Saturday 13 February 2010

Obama Appoints Envoy to the Moslem World

NOTE:

1. Why should America have an envoy to the Muslim world at all? We don't have one to the Christian world, or the Jewish world, or the Buddhist world.

2. Why should we legitimate the Islamic division of the world into Moslems and non-Moslems, instead of nation states?

3. Who is this "hafiz of the Koran"? Why is he working in the White House?

4. What does Obama's resident "hafiz of the Koran" have to say about these passages in the Koran:

-- Surely the vilest of animals in Allah’s sight are those who disbelieve. (8.55)
--The unbelievers are your inveterate enemy. (4:101)
-- Mohammed is God's apostle.

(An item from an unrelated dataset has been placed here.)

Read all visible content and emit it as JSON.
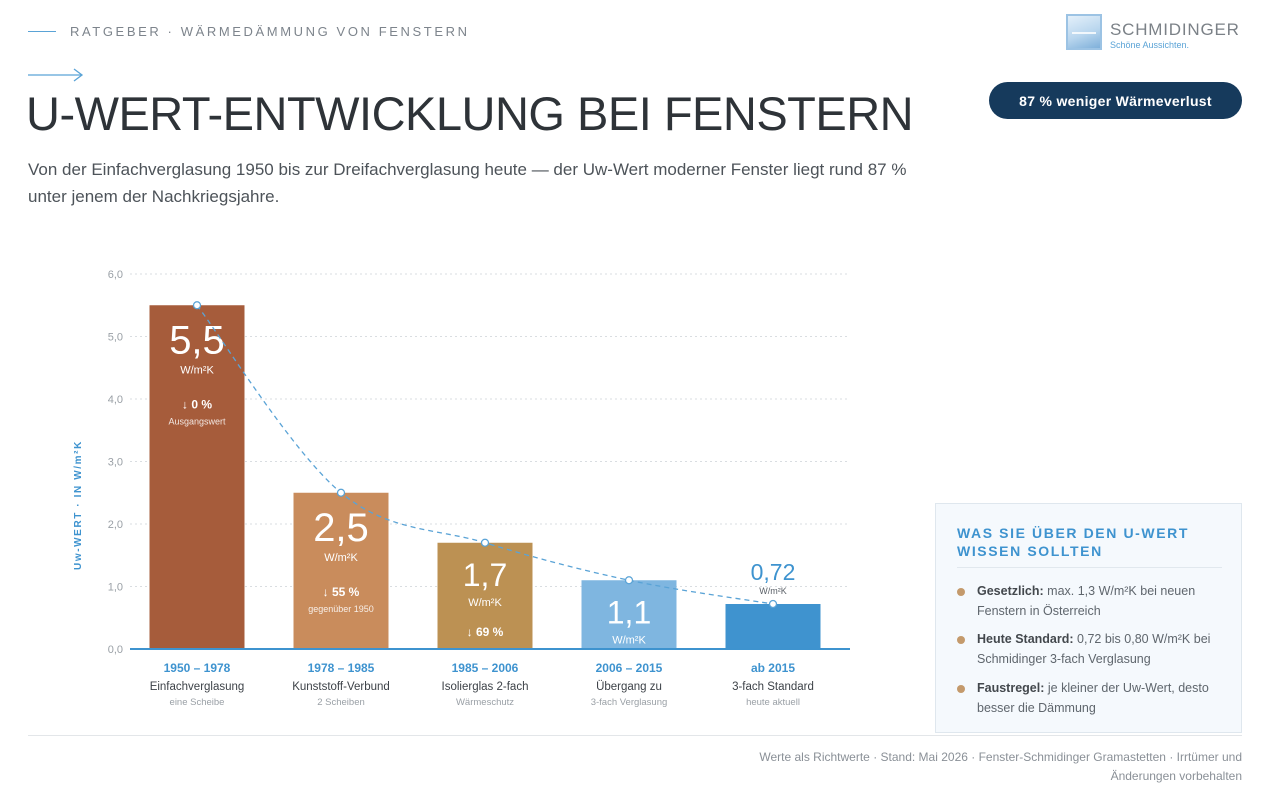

Those who follow him are ruthless to the unbelievers but merciful to one another. (48:29).
-- Believers, take neither the Jews nor the Christians for your friends. (5:51)
-- Make war on them [non-Muslims] until idolatry shall cease and God's religion shall reign supreme. (8:40)

-- We will put terror into the hearts of the unbelievers. (3:151)

http://www.nytimes.com/reuters/2010/02/13/world/international-obama-muslims-envoy.html?_r=1

Obama Names Envoy to Islamic Group

By REUTERS

Published: February 13, 2010

DOHA, Feb 13 (Reuters) - U.S. President Barack Obama said on Saturday he was naming a special envoy to a top Islamic body to further Washington's cooperation with the Muslim world.

Obama told a U.S.-Islamic World Forum in the Qatari capital Doha in a recorded video message that he was naming White House official Rashad Hussain as special envoy to the 56-member Organisation of the Islamic Conference.

"As an accomplished lawyer and a close and trusted member of my White House staff, Rashad has played a key role in developing the partnerships I called for in Cairo," Obama said.

In a speech in Cairo last June, Obama called for a "new beginning" in ties between the United States and Muslims, many of whom felt targeted by the "war on terror" launched by President George W. Bush after the Sept. 11, 2001 attacks, and by the wars in Afghanistan and Iraq.

"Since then, my administration has made a sustained effort to listen. We've held thousands of events and town halls ...in the United States and around the world ... And I look forward to continuing the dialogue during my visit to Indonesia next month," Obama said.

Obama told Muslims in his June 4 speech in Cairo that violent extremists had exploited tensions between Muslims and the West and that Islam was not part of the problem.

His speech was welcomed by many Muslims, though some said they wanted him to spell out specific actions to resolve long-running problems like the Palestinian-Israeli conflict.

"And as a hafiz of the Koran, (Hussain) is a respected member of the American Muslim community, and I thank him for carrying forward this important work," Obama said in his message to the Doha meeting, using the term for someone who has mastered and memorised the Muslim holy book.

Hussain was named deputy associate counsel to Obama in January 2009. He has served as a trial attorney at the U.S. Department of Justice and as assistant on the House Judiciary Committee, where he reviewed legislation such as the USA Patriot Act.

Hussain, who has a master's degree in public administration and in Arabic and Islamic studies from Harvard University, graduated from Yale Law School, where he served as an editor of the Yale Law Journal.